Deutsche Bank’s investment subsidiary DWS, based in the US, was set to pay $25 million in penalties to the US Securities and Exchange Commission (SEC) for misstatements regarding “green” investments and insufficient money laundering controls.
The SEC on Monday said it charged “in two separate enforcement actions, one addressing its failure to develop a mutual fund Anti-Money Laundering (AML) program, and the other concerning misstatements regarding its Environmental, Social, and Governance (ESG) investment process.”
To settle the charges, DWS agreed to pay $25 million – $6 million for the anti-money laundering schemes and $19 million for the ESG misstatements – without admitting or denying the SEC’s findings.
“We are pleased to have resolved these matters that relate to certain historic processes, procedures and marketing practices the firm has since addressed,” DWS said on Monday.
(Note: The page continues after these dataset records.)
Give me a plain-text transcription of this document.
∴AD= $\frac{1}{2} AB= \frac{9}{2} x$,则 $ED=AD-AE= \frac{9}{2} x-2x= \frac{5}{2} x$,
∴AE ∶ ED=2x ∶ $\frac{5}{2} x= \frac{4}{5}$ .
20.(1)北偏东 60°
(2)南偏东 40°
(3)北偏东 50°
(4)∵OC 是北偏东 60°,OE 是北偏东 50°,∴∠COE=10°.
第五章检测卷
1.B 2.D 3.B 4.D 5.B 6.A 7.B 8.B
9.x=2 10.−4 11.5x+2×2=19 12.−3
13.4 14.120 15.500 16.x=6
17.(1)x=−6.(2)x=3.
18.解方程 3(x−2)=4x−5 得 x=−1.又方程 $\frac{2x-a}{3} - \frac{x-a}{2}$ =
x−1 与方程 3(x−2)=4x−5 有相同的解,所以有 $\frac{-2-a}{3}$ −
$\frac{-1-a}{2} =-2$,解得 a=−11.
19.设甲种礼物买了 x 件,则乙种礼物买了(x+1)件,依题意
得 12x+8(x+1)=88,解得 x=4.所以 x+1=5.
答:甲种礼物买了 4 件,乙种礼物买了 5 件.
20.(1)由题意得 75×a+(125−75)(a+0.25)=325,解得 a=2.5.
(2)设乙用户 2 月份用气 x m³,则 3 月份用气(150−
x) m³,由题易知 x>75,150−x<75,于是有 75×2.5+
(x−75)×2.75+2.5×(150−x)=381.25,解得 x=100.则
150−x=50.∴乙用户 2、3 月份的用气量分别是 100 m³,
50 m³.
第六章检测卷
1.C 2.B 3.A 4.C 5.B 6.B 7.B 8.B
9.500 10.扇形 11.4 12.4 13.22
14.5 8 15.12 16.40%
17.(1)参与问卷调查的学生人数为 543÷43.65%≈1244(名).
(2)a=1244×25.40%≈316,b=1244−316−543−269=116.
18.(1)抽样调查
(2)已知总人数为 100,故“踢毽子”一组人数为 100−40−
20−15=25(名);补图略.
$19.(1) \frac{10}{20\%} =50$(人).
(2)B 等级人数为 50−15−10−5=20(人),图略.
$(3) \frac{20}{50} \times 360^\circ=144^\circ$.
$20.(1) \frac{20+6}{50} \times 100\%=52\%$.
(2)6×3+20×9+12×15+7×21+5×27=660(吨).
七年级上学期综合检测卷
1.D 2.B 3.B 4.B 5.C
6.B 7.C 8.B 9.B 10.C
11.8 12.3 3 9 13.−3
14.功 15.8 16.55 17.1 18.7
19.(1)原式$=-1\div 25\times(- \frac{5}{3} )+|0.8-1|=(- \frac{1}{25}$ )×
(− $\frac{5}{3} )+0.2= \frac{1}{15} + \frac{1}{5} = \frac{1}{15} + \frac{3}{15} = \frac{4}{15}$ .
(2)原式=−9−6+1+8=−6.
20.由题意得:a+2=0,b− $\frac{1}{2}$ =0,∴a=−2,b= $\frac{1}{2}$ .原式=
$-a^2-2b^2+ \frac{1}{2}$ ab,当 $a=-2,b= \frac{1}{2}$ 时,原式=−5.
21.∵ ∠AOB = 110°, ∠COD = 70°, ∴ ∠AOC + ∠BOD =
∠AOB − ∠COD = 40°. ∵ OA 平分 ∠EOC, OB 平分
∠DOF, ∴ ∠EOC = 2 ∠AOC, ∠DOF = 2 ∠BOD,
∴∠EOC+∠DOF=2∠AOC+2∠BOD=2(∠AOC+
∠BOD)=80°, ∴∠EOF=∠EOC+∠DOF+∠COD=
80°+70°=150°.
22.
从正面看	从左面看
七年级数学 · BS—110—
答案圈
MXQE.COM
DWS had been accused of marketing financial products as “greener” than they actually are.
Due to the “greenwashing” allegations, there were also investigations by supervisory and criminal authorities. In this case the term refers to accusations that asset managers had overstated progress in sustainability on issues such as environmental protection and climate change.
The investigations followed revelations from Desiree Fixler, a former DWS employee tasked with sustainability at the asset manager. DWS has consistently rejected allegations of greenwashing.
The Deutsche Bank subsidiary pointed out that the SEC found “no misstatements in relation to our financial disclosures or in the prospectuses of our funds.”
Environmental organization Greenpeace said “greenwashing” finally entailing criminal consequences was a success.
“The heavy fine imposed on DWS by the powerful US financial regulator SEC clearly shows that consumer deception on environmental issues is not a trivial offence,” said Greenpeace financial expert Mauricio Vargas in a statement.